I’ve been spending a lot of time recently developing a new member onboarding process for my association. I’ll be the first to admit that the Corporate Housing Providers Association’s model could be updated and enhanced to provide the best new member experience and improve member retention. I’ve found that all too frequently members comment that they didn’t know about a specific benefit or program, so it’s the job of the organization to give them the information they need to make sure they find value in their investment.
As I’ve been doing research, I found a lot of the literature related to human resources and onboarding new staff. Combined with a recent experience with a new hire, I realized that the onboarding experience is important in all facets of the organization – from association execs to new members to newly elected board of directors. After all, they don’t know what they don’t know.

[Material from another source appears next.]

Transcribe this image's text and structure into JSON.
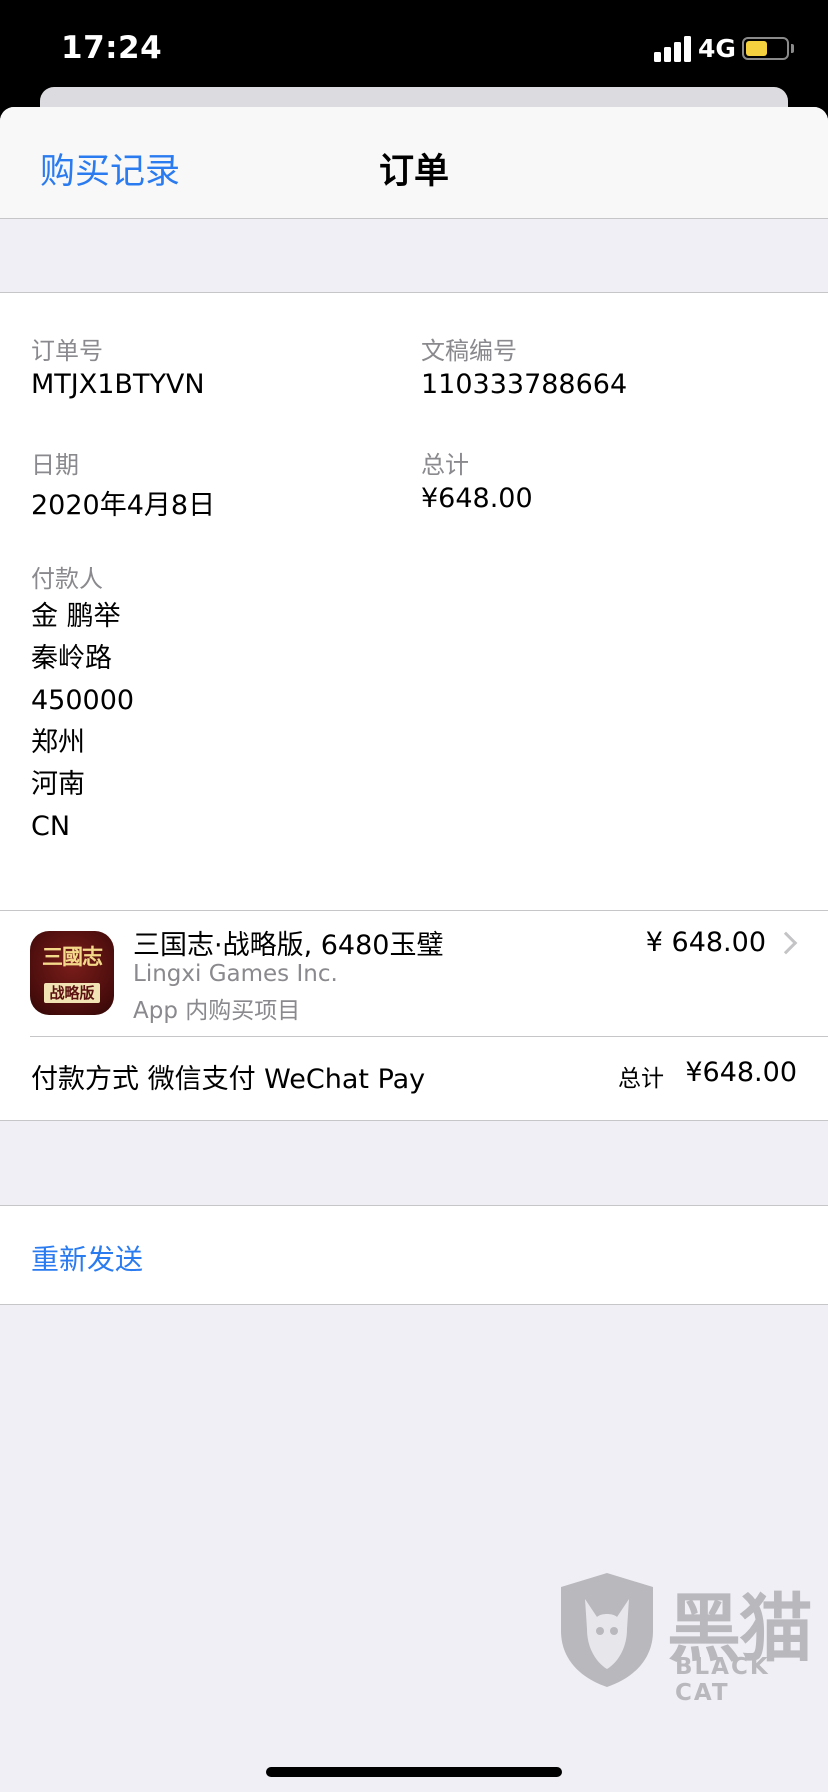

One of the ways associations can effectively onboard an individual or company is to use a multi-faceted approach, meaning they need to be engaged in a variety of ways. It is no secret that people learn through different means, whether that is through conversation and dialogue, reading or electronically. It is important to engage them through these different means as well. Here are a few ways you can reach a new member:
- Letters, pamphlets, brochures, etc: This allows you to communicate a wide variety of information. Many people still really enjoy getting something tangible in the mail. The struggle with mailing information is that you don’t know if the individual will read it.
- Webinars, video/telephone conferencing, online demonstrations: Technology today allows you to interact with people from all over the world. Distance is no longer a factor. This kind of technology allows you to showcase online features, highlight benefits and have two way communication with an individual.
- Live events: In-person association events are always the best way to engage an individual. This is not always possible given the nature of national and international organizations. Being immediately accessible and approachable will help members feel welcome.
- Emails: This is frequently the norm when communicating to members. Emails can be your best friend and your worst enemy. Email can be frequently overlooked and there is no guarantee it is getting read. It’s still an important tool to frequently communicate with members, however, it should be used in combination with other approaches. Always try to track open rates and click through rates for new members in order to see if they are reading the information or taking action.
Whatever you decide your onboarding process requires, you have to look at it from the perspective of an individual who knows nothing. Using a combination of communication methods helps get the information to the individual in a variety of ways and increases the chance of sharing the valuable benefits and services with a new member and engage them sooner in the process.